Há casos de autuações milionárias feitas pela CMED pela chamada “mera oferta”. São casos, por exemplo, de preços cadastrados preliminarmente em pregões eletrônicos, que podem depois ser alterados durante o processo de licitação.
“É comum as distribuidoras cadastrarem um preço e depois, durante o processo, isso ir diminuindo. Ainda assim, a CMED aplica como se houvesse tentativa dolosa de sobrepreço, mesmo sem venda efetiva ou prejuízo ao mercado”, argumenta Glassman, que afirma que o valor das multas — que chegam a ultrapassar os R$ 14 milhões — pode inviabilizar o trabalho das distribuidoras. Ele afirma que elas têm um papel importante em suprir mercados que a própria indústria farmacêutica, por razões logísticas ou comerciais, não atende diretamente.
“Elas são responsáveis por levar medicamentos a estados e municípios de todas as regiões, inclusive os mais distantes, garantindo capilaridade na distribuição”, afirma Glassman.
Esse é um caso no qual, defende o advogado, a atuação do Congresso poderia ajudar a trazer segurança jurídica através de um aprimoramento da lei de funcionamento da CMED, que tem apenas dez artigos.
Glassman afirma que a ABFMED tem atuado no Congresso e participado de reuniões técnicas com deputados e senadores para pedir ajuda com a situação. “Tentamos sensibilizar os legisladores sobre como ajustes regulatórios são urgentes para preservar a segurança jurídica e a continuação da atuação das distribuidoras, o que é fundamental para preservar o abastecimento de medicamentos no país”, diz ele.
A associação também tem atuado no Judiciário movendo ações para anular dispositivos da resolução da CMED de 2018 que estabeleceu altas penalidades para as empresas. A entidade defende também a criação de um programa setorial de regularização para renegociar débitos oriundos dessas autuações e, ao mesmo tempo, revisar as regras.
Para Nelson Albino Neto, sócio do EFCAN Advogados, a intervenção do Judiciário tem funcionado mais do que a do Congresso para pressionar as agências em casos específicos, como a questão da regulamentação da cannabis medicinal no Brasil, que ele acompanha.
A Anvisa foi pressionada pela concessão pela Justiça primeiro com a concessão de habeas corpus para que famílias pudessem cultivar a planta para o tratamento de crianças com epilepsia e depois por uma determinação direta para que a agência regulamentasse o tema.

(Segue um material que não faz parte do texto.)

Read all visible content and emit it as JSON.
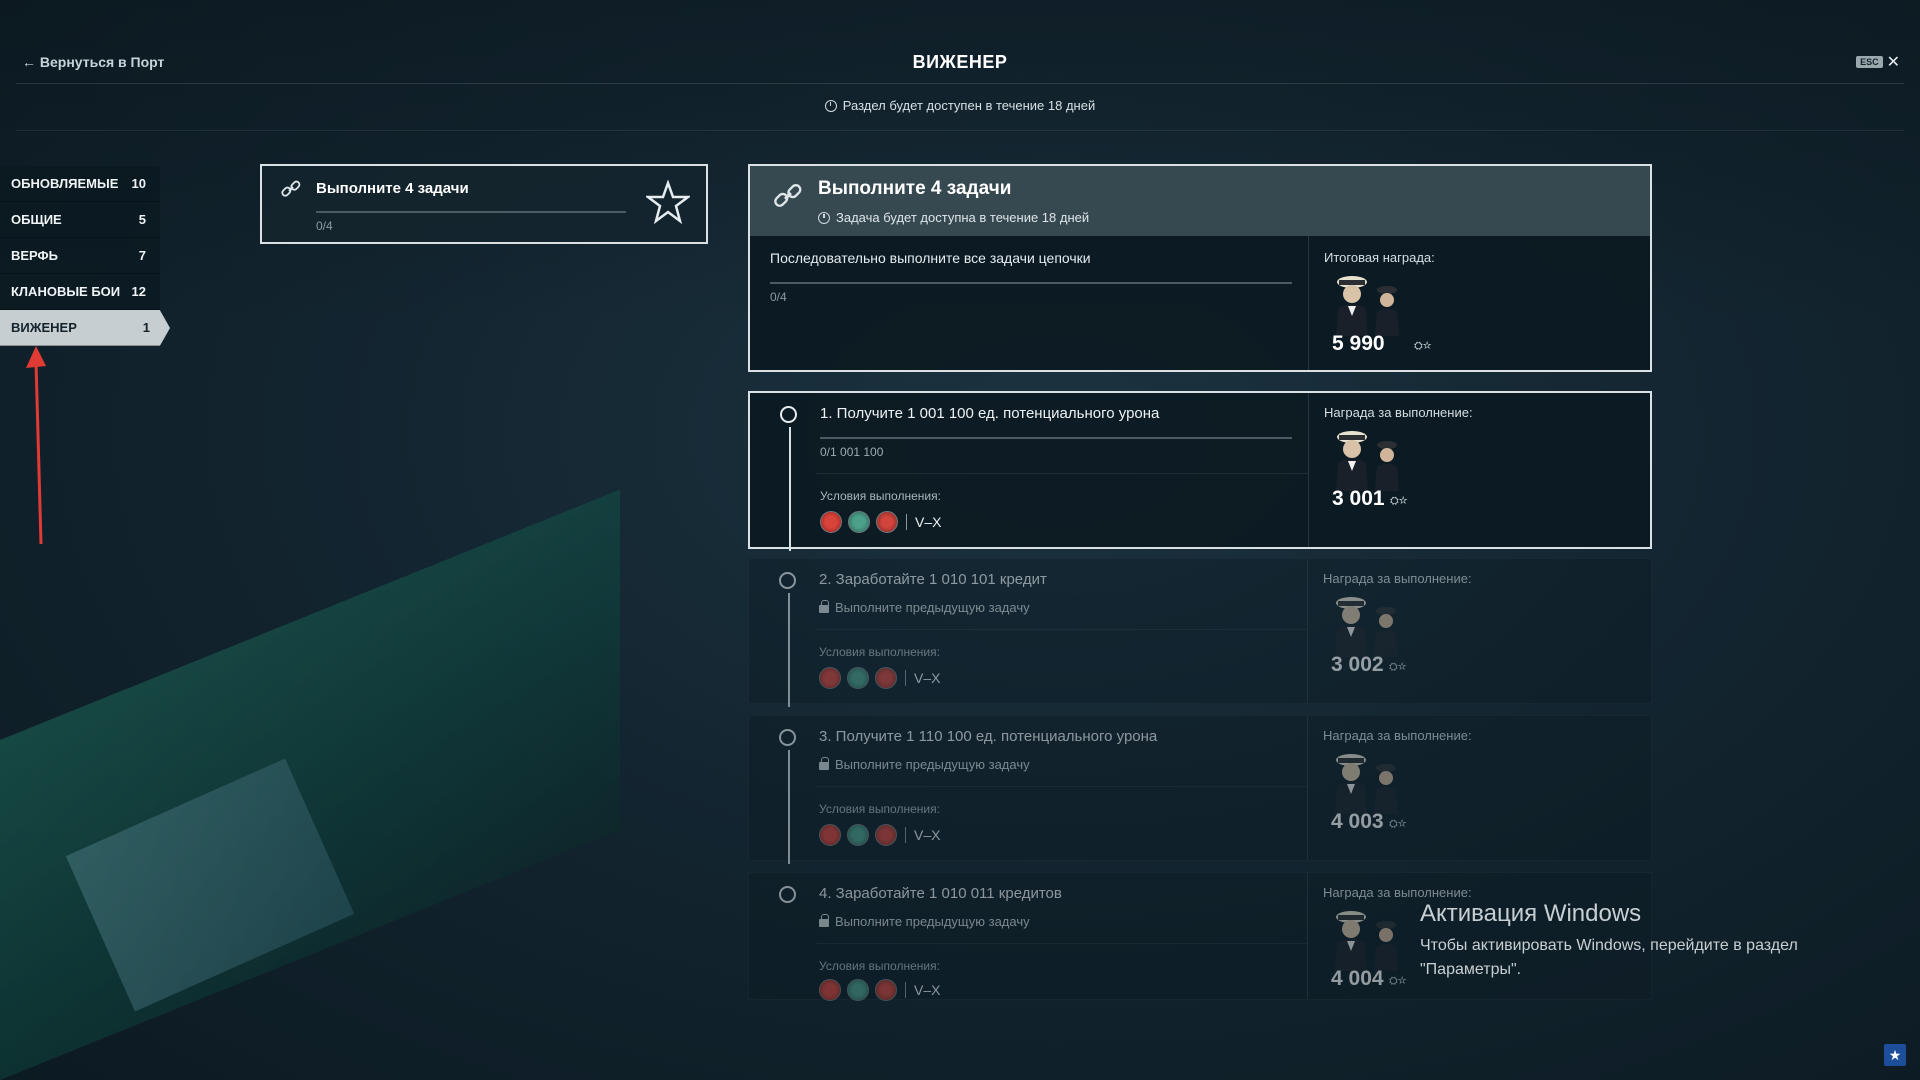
{
  "header": {
    "back_label": "← Вернуться в Порт",
    "title": "ВИЖЕНЕР",
    "esc_label": "ESC",
    "close_icon": "close-icon",
    "availability": "Раздел будет доступен в течение 18 дней"
  },
  "sidebar": {
    "items": [
      {
        "label": "ОБНОВЛЯЕМЫЕ",
        "count": "10",
        "active": false
      },
      {
        "label": "ОБЩИЕ",
        "count": "5",
        "active": false
      },
      {
        "label": "ВЕРФЬ",
        "count": "7",
        "active": false
      },
      {
        "label": "КЛАНОВЫЕ БОИ",
        "count": "12",
        "active": false
      },
      {
        "label": "ВИЖЕНЕР",
        "count": "1",
        "active": true
      }
    ]
  },
  "chain_card": {
    "title": "Выполните 4 задачи",
    "progress": "0/4",
    "icon": "link-icon",
    "badge_icon": "star-icon"
  },
  "detail": {
    "title": "Выполните 4 задачи",
    "subtitle": "Задача будет доступна в течение 18 дней",
    "description": "Последовательно выполните все задачи цепочки",
    "progress": "0/4",
    "reward_label": "Итоговая награда:",
    "reward_value": "5 990"
  },
  "tasks": [
    {
      "title": "1. Получите 1 001 100 ед. потенциального урона",
      "progress": "0/1 001 100",
      "conditions_label": "Условия выполнения:",
      "tier": "V–X",
      "reward_label": "Награда за выполнение:",
      "reward_value": "3 001",
      "locked": false
    },
    {
      "title": "2. Заработайте 1 010 101 кредит",
      "lock_text": "Выполните предыдущую задачу",
      "conditions_label": "Условия выполнения:",
      "tier": "V–X",
      "reward_label": "Награда за выполнение:",
      "reward_value": "3 002",
      "locked": true
    },
    {
      "title": "3. Получите 1 110 100 ед. потенциального урона",
      "lock_text": "Выполните предыдущую задачу",
      "conditions_label": "Условия выполнения:",
      "tier": "V–X",
      "reward_label": "Награда за выполнение:",
      "reward_value": "4 003",
      "locked": true
    },
    {
      "title": "4. Заработайте 1 010 011 кредитов",
      "lock_text": "Выполните предыдущую задачу",
      "conditions_label": "Условия выполнения:",
      "tier": "V–X",
      "reward_label": "Награда за выполнение:",
      "reward_value": "4 004",
      "locked": true
    }
  ],
  "windows_activation": {
    "title": "Активация Windows",
    "text": "Чтобы активировать Windows, перейдите в раздел \"Параметры\"."
  },
  "colors": {
    "accent": "#d9e1e4",
    "active_tab": "#c7ced2",
    "annotation_arrow": "#e03a34"
  }
}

O caso da cannabis, inclusive, é um episódio particular onde a própria Anvisa resolveu retornar para o Congresso Nacional a responsabilidade sobre o tema em diversas ocasiões. Quando publicou a resolução 327, de 2019, por exemplo, a agência afirmou que sua responsabilidade se restringe à regulamentação sanitária dos produtos e que o cultivo da planta, por estar ligado à Lei de Drogas (Lei nº 11.343/2006), é uma atribuição do Legislativo. É, segundo a visão de Roberta Simões Nascimento, o oposto da lógica de existência das agências em primeiro lugar.

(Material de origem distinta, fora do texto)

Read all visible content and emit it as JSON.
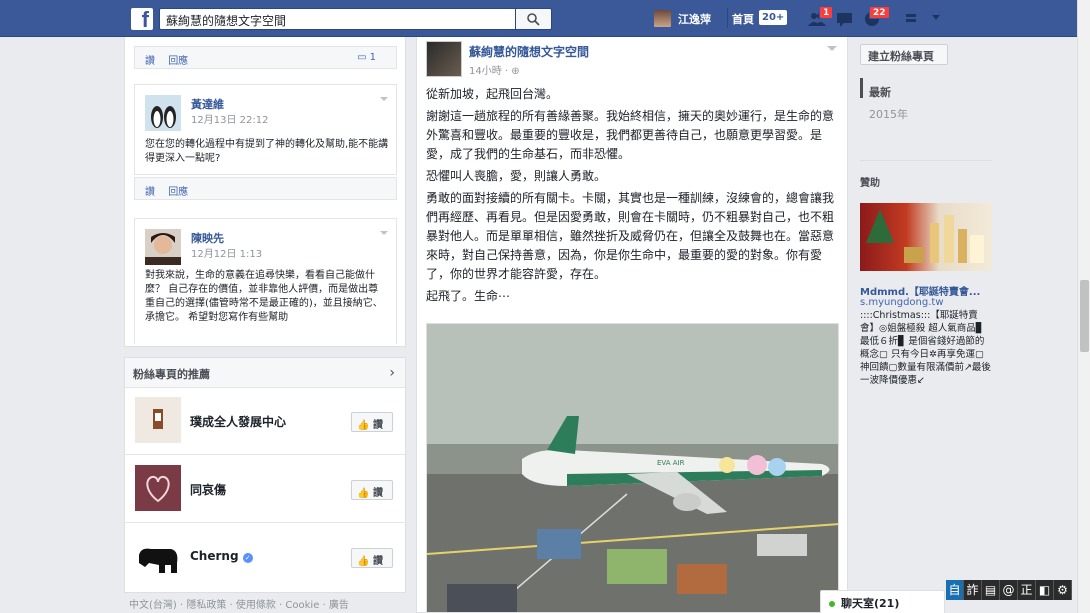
{
  "topbar": {
    "search_value": "蘇絢慧的隨想文字空間",
    "user_name": "江逸萍",
    "home_label": "首頁",
    "home_count": "20+",
    "friend_badge": "1",
    "notif_badge": "22"
  },
  "left": {
    "top_actions": {
      "like": "讚",
      "reply": "回應",
      "count": "1"
    },
    "comments": [
      {
        "name": "黃達維",
        "time": "12月13日 22:12",
        "text": "您在您的轉化過程中有提到了神的轉化及幫助,能不能講得更深入一點呢?"
      },
      {
        "name": "陳映先",
        "time": "12月12日 1:13",
        "text": "對我來說，生命的意義在追尋快樂，看看自己能做什麼？ 自己存在的價值，並非靠他人評價，而是做出尊重自己的選擇(儘管時常不是最正確的)，並且接納它、承擔它。 希望對您寫作有些幫助"
      }
    ],
    "second_actions": {
      "like": "讚",
      "reply": "回應"
    },
    "recommend": {
      "title": "粉絲專頁的推薦",
      "items": [
        {
          "name": "璞成全人發展中心",
          "like": "讚"
        },
        {
          "name": "同哀傷",
          "like": "讚"
        },
        {
          "name": "Cherng",
          "like": "讚"
        }
      ]
    },
    "footer": "中文(台灣) · 隱私政策 · 使用條款 · Cookie · 廣告"
  },
  "post": {
    "page_name": "蘇絢慧的隨想文字空間",
    "time": "14小時",
    "paragraphs": [
      "從新加坡，起飛回台灣。",
      "謝謝這一趟旅程的所有善緣善聚。我始終相信，擁天的奧妙運行，是生命的意外驚喜和豐收。最重要的豐收是，我們都更善待自己，也願意更學習愛。是愛，成了我們的生命基石，而非恐懼。",
      "恐懼叫人喪膽，愛，則讓人勇敢。",
      "勇敢的面對接續的所有關卡。卡關，其實也是一種訓練，沒練會的，總會讓我們再經歷、再看見。但是因愛勇敢，則會在卡關時，仍不粗暴對自己，也不粗暴對他人。而是單單相信，雖然挫折及威脅仍在，但讓全及鼓舞也在。當惡意來時，對自己保持善意，因為，你是你生命中，最重要的愛的對象。你有愛了，你的世界才能容許愛，存在。",
      "起飛了。生命⋯"
    ],
    "plane_livery": "EVA AIR"
  },
  "right": {
    "create_page": "建立粉絲專頁",
    "timeline_latest": "最新",
    "timeline_year": "2015年",
    "sponsored": "贊助",
    "ad_title": "Mdmmd.【耶誕特賣會...",
    "ad_url": "s.myungdong.tw",
    "ad_text": "::::Christmas:::【耶誕特賣會】◎姐盤極殺 超人氣商品▊ 最低６折▊ 是個省錢好過節的概念▢ 只有今日✲再享免運▢神回饋▢數量有限滿價前↗最後一波降價優惠↙"
  },
  "chat": {
    "label": "聊天室(21)"
  },
  "ime": [
    "自",
    "詐",
    "▤",
    "@",
    "正",
    "◧",
    "⚙"
  ]
}
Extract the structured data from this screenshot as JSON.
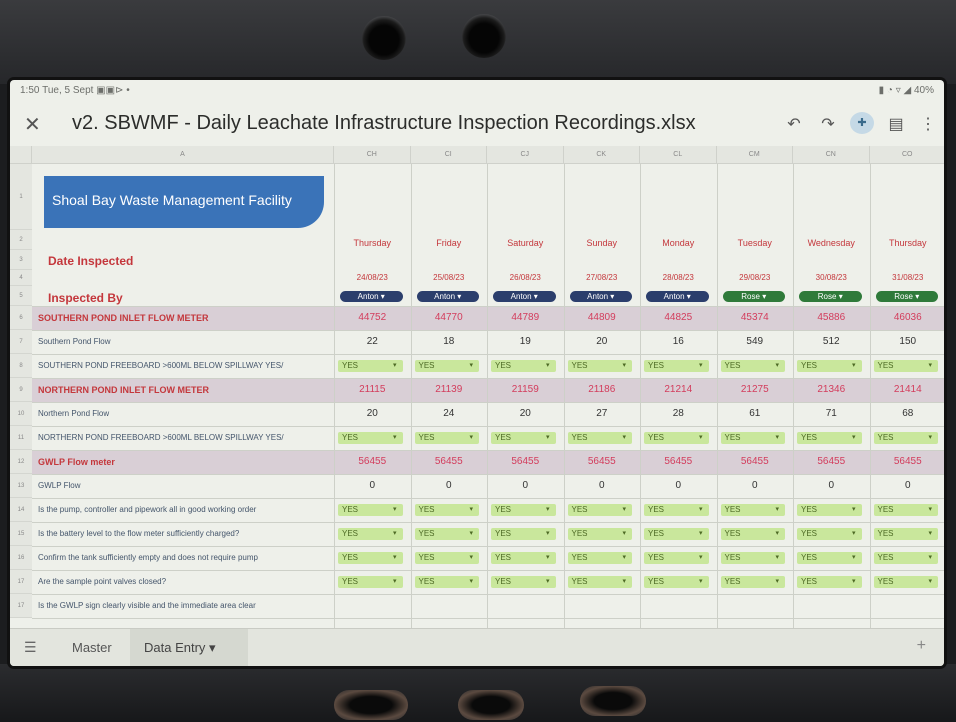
{
  "status": {
    "time": "1:50",
    "date": "Tue, 5 Sept",
    "battery": "40%"
  },
  "app": {
    "title": "v2. SBWMF - Daily Leachate Infrastructure Inspection Recordings.xlsx",
    "icons": [
      "close-icon",
      "undo-icon",
      "redo-icon",
      "share-icon",
      "comments-icon",
      "more-icon"
    ]
  },
  "sheet": {
    "col_a": "A",
    "columns": [
      "CH",
      "CI",
      "CJ",
      "CK",
      "CL",
      "CM",
      "CN",
      "CO"
    ],
    "banner": "Shoal Bay Waste Management Facility",
    "date_label": "Date Inspected",
    "inspected_label": "Inspected By",
    "days": [
      "Thursday",
      "Friday",
      "Saturday",
      "Sunday",
      "Monday",
      "Tuesday",
      "Wednesday",
      "Thursday"
    ],
    "dates": [
      "24/08/23",
      "25/08/23",
      "26/08/23",
      "27/08/23",
      "28/08/23",
      "29/08/23",
      "30/08/23",
      "31/08/23"
    ],
    "inspectors": [
      "Anton",
      "Anton",
      "Anton",
      "Anton",
      "Anton",
      "Rose",
      "Rose",
      "Rose"
    ],
    "rows": [
      {
        "label": "SOUTHERN POND INLET FLOW METER",
        "style": "hi",
        "type": "num",
        "values": [
          "44752",
          "44770",
          "44789",
          "44809",
          "44825",
          "45374",
          "45886",
          "46036"
        ]
      },
      {
        "label": "Southern Pond Flow",
        "style": "",
        "type": "num",
        "values": [
          "22",
          "18",
          "19",
          "20",
          "16",
          "549",
          "512",
          "150"
        ]
      },
      {
        "label": "SOUTHERN POND FREEBOARD >600ML BELOW SPILLWAY YES/",
        "style": "",
        "type": "yes",
        "values": [
          "YES",
          "YES",
          "YES",
          "YES",
          "YES",
          "YES",
          "YES",
          "YES"
        ]
      },
      {
        "label": "NORTHERN POND INLET FLOW METER",
        "style": "hi",
        "type": "num",
        "values": [
          "21115",
          "21139",
          "21159",
          "21186",
          "21214",
          "21275",
          "21346",
          "21414"
        ]
      },
      {
        "label": "Northern Pond Flow",
        "style": "",
        "type": "num",
        "values": [
          "20",
          "24",
          "20",
          "27",
          "28",
          "61",
          "71",
          "68"
        ]
      },
      {
        "label": "NORTHERN POND FREEBOARD >600ML BELOW SPILLWAY YES/",
        "style": "",
        "type": "yes",
        "values": [
          "YES",
          "YES",
          "YES",
          "YES",
          "YES",
          "YES",
          "YES",
          "YES"
        ]
      },
      {
        "label": "GWLP Flow meter",
        "style": "hi",
        "type": "num",
        "values": [
          "56455",
          "56455",
          "56455",
          "56455",
          "56455",
          "56455",
          "56455",
          "56455"
        ]
      },
      {
        "label": "GWLP Flow",
        "style": "",
        "type": "num",
        "values": [
          "0",
          "0",
          "0",
          "0",
          "0",
          "0",
          "0",
          "0"
        ]
      },
      {
        "label": "Is the pump, controller and pipework all in good working order",
        "style": "",
        "type": "yes",
        "values": [
          "YES",
          "YES",
          "YES",
          "YES",
          "YES",
          "YES",
          "YES",
          "YES"
        ]
      },
      {
        "label": "Is the battery level to the flow meter sufficiently charged?",
        "style": "",
        "type": "yes",
        "values": [
          "YES",
          "YES",
          "YES",
          "YES",
          "YES",
          "YES",
          "YES",
          "YES"
        ]
      },
      {
        "label": "Confirm the tank sufficiently empty and does not require pump",
        "style": "",
        "type": "yes",
        "values": [
          "YES",
          "YES",
          "YES",
          "YES",
          "YES",
          "YES",
          "YES",
          "YES"
        ]
      },
      {
        "label": "Are the sample point valves closed?",
        "style": "",
        "type": "yes",
        "values": [
          "YES",
          "YES",
          "YES",
          "YES",
          "YES",
          "YES",
          "YES",
          "YES"
        ]
      },
      {
        "label": "Is the GWLP sign clearly visible and the immediate area clear",
        "style": "",
        "type": "none",
        "values": [
          "",
          "",
          "",
          "",
          "",
          "",
          "",
          ""
        ]
      }
    ],
    "row_numbers": [
      "1",
      "2",
      "3",
      "4",
      "5",
      "6",
      "7",
      "8",
      "9",
      "10",
      "11",
      "12",
      "13",
      "14",
      "15",
      "16",
      "17"
    ]
  },
  "tabs": {
    "items": [
      "Master",
      "Data Entry"
    ],
    "active": "Data Entry"
  },
  "colors": {
    "anton": "#2b3e6c",
    "rose": "#2f7a3a",
    "yes": "#c9e79c",
    "red": "#c4373c",
    "banner": "#3a73b8"
  }
}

“A existência das agências é uma escolha de delegação do legislativo, que vai além de uma necessidade de um olhar técnico sobre um tema, mas que também repassa a decisão sobre temas com os quais o Congresso não quer lidar ou cuja análise seria taxativa”, afirma ela.
Para Albino Neto, mais do que tratar de temas específicos, o Legislativo deveria atuar no aprimoramento da Lei da Anvisa, por exemplo, definindo prazos máximos para respostas e trabalhar para criar maior previsão orçamentária para o órgão. “Uma das grandes barreiras para análise no órgão, o que gera a demora tão grande na aprovação, é a falta de servidores”, diz ele.
“Sou a favor de que as agências, especialmente no caso da Anvisa, mantenham o seu poder de regulação dentro de um cenário jurídico que não lhe dê poder absoluto.”